A misunderstood plant
The milkweed family, Asclepias, is composed of more than 100 varieties of leafy plants. Tall and upright with long, elliptical-shaped leaves, milkweeds bear dense clusters of vanilla-scented rosy-pink or orange flowers. The plant owes its common name to the milky latex that oozes when a stem is snapped.
Milkweed provides all the nourishment the four generations of monarchs need to transform from larvae into butterflies. The baby caterpillars feed on the leaves until fully grown, and then attach themselves to a stem or leaf to start the process of metamorphosis. Once they hatch, the monarchs move on to other flowers to live out their short life.
Monarch chrysalis hanging from a milkweed stem
In addition to nourishment, milkweed provides other advantages to monarchs. As the caterpillars undergo transformation in chrysalis, they ingest toxic chemicals secreted in the plants’ sticky sap. These chemicals, called cardenolides, provide the caterpillars with a key defense against would-be predators such as birds and mice.
Monarch caterpillar munching on milkweed
Specifically, cardenolides are so toxic and bitter tasting to other vertebrate species that they have learned to associate bad taste with the butterflies’ distinctive orange and black markings. Although as adults, monarchs no longer eat milkweed, they are able to sequester the toxins that they ingested as larvae, providing them with protection against many predators during the remainder of their lifespan.
Monarchs’ distinctive colors help ward of predators
Monarch butterflies only lay one egg per leaf, but they lay eggs on lots of leaves and always on more than one plant. They are mini eating machines. Three days after it arrived to the fair, the caterpillars had devoured the plant they rode in on; in their place hung rows of tiny pupae.

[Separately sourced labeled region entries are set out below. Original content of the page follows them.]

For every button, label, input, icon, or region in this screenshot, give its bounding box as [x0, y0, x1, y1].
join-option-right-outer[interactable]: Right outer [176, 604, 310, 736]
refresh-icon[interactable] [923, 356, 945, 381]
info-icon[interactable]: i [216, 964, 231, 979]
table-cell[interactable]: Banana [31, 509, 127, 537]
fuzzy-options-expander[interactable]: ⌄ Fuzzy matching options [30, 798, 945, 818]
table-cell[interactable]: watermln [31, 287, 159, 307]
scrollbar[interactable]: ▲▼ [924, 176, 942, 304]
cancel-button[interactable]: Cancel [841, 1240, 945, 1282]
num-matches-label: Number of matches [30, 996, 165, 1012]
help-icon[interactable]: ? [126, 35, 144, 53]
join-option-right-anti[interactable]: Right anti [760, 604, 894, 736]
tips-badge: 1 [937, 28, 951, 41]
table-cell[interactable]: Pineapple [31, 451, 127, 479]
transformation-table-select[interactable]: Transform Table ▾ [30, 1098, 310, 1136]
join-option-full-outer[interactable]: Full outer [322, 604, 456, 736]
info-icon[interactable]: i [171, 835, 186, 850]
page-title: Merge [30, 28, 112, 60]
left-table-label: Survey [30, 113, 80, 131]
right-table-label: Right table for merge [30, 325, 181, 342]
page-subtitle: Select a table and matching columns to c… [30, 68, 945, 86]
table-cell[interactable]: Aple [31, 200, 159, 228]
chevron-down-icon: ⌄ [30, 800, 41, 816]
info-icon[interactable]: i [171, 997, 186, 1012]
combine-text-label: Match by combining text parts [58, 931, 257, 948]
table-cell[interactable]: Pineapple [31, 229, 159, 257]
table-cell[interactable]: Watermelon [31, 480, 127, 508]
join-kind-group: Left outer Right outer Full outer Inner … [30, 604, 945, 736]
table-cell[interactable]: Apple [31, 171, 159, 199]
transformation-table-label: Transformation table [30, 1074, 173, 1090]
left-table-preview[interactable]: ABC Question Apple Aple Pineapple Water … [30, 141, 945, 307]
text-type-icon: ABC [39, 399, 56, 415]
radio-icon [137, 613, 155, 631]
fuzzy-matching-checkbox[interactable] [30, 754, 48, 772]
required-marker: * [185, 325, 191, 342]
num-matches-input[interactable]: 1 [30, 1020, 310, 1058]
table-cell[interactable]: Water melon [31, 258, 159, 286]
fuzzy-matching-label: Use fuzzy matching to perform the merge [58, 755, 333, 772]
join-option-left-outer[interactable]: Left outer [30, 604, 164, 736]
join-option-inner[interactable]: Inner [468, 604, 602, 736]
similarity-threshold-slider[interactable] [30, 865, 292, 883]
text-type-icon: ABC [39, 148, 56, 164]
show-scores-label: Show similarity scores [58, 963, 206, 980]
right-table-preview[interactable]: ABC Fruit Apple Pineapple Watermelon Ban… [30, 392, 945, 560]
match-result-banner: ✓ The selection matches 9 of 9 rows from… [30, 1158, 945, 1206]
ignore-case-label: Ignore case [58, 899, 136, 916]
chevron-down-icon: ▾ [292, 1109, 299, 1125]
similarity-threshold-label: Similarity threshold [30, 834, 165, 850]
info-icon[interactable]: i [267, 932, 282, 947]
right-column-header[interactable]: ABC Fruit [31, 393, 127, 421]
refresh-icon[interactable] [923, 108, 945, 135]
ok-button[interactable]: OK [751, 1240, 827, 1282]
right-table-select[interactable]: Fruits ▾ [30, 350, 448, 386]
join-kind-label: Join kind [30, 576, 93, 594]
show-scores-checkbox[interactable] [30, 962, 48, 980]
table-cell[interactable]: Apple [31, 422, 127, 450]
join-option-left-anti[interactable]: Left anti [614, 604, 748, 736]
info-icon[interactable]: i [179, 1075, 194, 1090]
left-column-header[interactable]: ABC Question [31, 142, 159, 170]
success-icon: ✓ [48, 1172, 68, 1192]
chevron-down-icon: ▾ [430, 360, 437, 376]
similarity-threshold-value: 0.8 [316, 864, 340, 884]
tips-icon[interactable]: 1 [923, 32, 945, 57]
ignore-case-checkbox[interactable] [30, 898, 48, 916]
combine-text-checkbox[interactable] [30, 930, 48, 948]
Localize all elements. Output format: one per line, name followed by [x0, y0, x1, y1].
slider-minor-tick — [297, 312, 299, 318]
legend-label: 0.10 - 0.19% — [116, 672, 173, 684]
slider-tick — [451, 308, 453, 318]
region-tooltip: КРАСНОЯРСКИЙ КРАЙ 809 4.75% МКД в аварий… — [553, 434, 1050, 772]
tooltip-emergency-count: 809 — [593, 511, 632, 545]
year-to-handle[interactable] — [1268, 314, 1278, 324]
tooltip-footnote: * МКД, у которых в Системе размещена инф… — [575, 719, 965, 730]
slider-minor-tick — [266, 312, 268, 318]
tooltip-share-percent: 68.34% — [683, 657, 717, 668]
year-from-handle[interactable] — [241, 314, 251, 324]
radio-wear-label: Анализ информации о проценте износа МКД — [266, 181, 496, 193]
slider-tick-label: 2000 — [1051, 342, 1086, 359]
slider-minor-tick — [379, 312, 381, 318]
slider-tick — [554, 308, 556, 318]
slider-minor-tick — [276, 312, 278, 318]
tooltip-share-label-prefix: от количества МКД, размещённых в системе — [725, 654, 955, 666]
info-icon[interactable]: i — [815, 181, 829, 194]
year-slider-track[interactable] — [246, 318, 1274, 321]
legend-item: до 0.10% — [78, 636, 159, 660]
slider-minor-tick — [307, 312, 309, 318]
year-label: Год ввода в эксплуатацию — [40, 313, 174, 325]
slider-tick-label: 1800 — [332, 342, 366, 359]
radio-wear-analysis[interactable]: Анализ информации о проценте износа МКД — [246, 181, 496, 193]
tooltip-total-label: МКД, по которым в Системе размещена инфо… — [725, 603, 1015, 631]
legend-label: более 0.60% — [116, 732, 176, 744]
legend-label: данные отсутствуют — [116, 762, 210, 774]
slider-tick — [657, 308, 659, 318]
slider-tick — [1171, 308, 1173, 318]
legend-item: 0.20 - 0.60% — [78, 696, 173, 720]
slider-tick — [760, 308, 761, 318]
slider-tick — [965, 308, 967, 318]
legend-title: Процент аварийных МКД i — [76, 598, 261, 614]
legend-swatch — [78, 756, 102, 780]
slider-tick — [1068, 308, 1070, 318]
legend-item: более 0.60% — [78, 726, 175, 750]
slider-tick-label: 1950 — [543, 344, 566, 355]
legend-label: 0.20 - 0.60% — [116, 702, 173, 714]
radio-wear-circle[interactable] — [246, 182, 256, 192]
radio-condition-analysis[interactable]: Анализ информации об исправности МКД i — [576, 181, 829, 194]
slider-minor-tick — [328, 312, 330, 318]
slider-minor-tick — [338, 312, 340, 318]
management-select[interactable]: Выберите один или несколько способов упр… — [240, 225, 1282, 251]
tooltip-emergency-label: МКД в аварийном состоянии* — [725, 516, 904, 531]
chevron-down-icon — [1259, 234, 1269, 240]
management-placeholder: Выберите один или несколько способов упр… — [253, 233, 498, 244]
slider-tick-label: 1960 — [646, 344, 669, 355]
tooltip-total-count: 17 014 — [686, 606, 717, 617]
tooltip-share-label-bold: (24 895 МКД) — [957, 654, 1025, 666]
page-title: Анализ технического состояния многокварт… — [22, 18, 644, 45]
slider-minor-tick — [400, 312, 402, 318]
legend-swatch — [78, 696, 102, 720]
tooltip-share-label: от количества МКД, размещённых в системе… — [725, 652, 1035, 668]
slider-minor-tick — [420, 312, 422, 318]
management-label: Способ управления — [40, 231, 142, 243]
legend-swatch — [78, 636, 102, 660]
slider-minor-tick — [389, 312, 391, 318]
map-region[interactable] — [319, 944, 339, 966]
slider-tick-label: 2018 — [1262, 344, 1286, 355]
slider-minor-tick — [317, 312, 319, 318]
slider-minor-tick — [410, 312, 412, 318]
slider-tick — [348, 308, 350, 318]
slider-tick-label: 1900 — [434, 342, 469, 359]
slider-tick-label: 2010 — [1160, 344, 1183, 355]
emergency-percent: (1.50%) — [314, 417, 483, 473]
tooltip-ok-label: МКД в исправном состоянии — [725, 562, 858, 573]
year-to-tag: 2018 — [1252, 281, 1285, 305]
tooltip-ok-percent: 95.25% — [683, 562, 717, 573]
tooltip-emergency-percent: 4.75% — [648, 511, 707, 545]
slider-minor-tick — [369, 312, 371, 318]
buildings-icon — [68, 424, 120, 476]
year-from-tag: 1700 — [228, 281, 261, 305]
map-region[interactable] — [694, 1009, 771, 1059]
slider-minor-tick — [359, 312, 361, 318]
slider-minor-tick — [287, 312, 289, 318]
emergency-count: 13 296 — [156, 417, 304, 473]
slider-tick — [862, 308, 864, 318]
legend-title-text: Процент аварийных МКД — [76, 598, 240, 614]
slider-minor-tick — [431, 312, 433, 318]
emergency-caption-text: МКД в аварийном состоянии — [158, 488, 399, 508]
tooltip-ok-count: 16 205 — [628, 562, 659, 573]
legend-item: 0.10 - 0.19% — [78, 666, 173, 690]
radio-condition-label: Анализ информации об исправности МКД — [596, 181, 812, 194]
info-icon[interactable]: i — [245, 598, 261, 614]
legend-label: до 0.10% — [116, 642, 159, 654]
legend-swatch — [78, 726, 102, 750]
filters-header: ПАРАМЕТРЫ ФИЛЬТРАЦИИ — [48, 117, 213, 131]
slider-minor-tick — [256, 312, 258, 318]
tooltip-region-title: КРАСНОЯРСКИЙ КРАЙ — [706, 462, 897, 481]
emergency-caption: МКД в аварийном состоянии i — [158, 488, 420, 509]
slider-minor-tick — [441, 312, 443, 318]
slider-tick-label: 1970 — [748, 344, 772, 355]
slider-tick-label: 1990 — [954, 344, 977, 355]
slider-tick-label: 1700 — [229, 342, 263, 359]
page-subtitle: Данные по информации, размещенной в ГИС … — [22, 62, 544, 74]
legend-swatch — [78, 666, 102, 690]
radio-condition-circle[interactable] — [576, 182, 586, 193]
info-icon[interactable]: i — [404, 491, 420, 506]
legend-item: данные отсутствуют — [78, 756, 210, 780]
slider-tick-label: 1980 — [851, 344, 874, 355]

Many of us are familiar with the roadside milkweed, but lesser known is that there are now many beautiful perennial varieties that can enhance your garden while helping you do your part to save the monarch species.
Common milkweed, Asclepias syriaca
Ready to save the monarchs? Here are some great new milkweed varieties to try, available at many local nurseries.
Butterfly Weed, Asclepias tuberosa
This bright orange beauty blooms from May to September. It just won Perennial of the Year for its brilliant flowers, hardy, upright stems and good drought-tolerance.
Butterfly weed, Asclepias tuberosa
Or, for a great yellow variety, try ‘Hello Yellow’, available through White Flower Farm.
Asclepias tuberosa ‘Hello Yellow’
Swamp Milkweed, Asclepias incarnata
Swamp milkweed ‘Cinderella’ available at Perennials.com
Or try a mix of hot colors, Asclepias Gay Butterflies Mixture, available at White Flower Farm.
Asclepias Gay Butterflies Mixture
Milkweed generally blooms from June to August. All varieties need full sun and well-drained soil. If you observe caterpillars or chrysalises on your plant, wait until the butterflies have flown away, then simply cut the plant to the ground.
* Monarch populations are measured in hectares, which roughly equal 2 1/2 acres.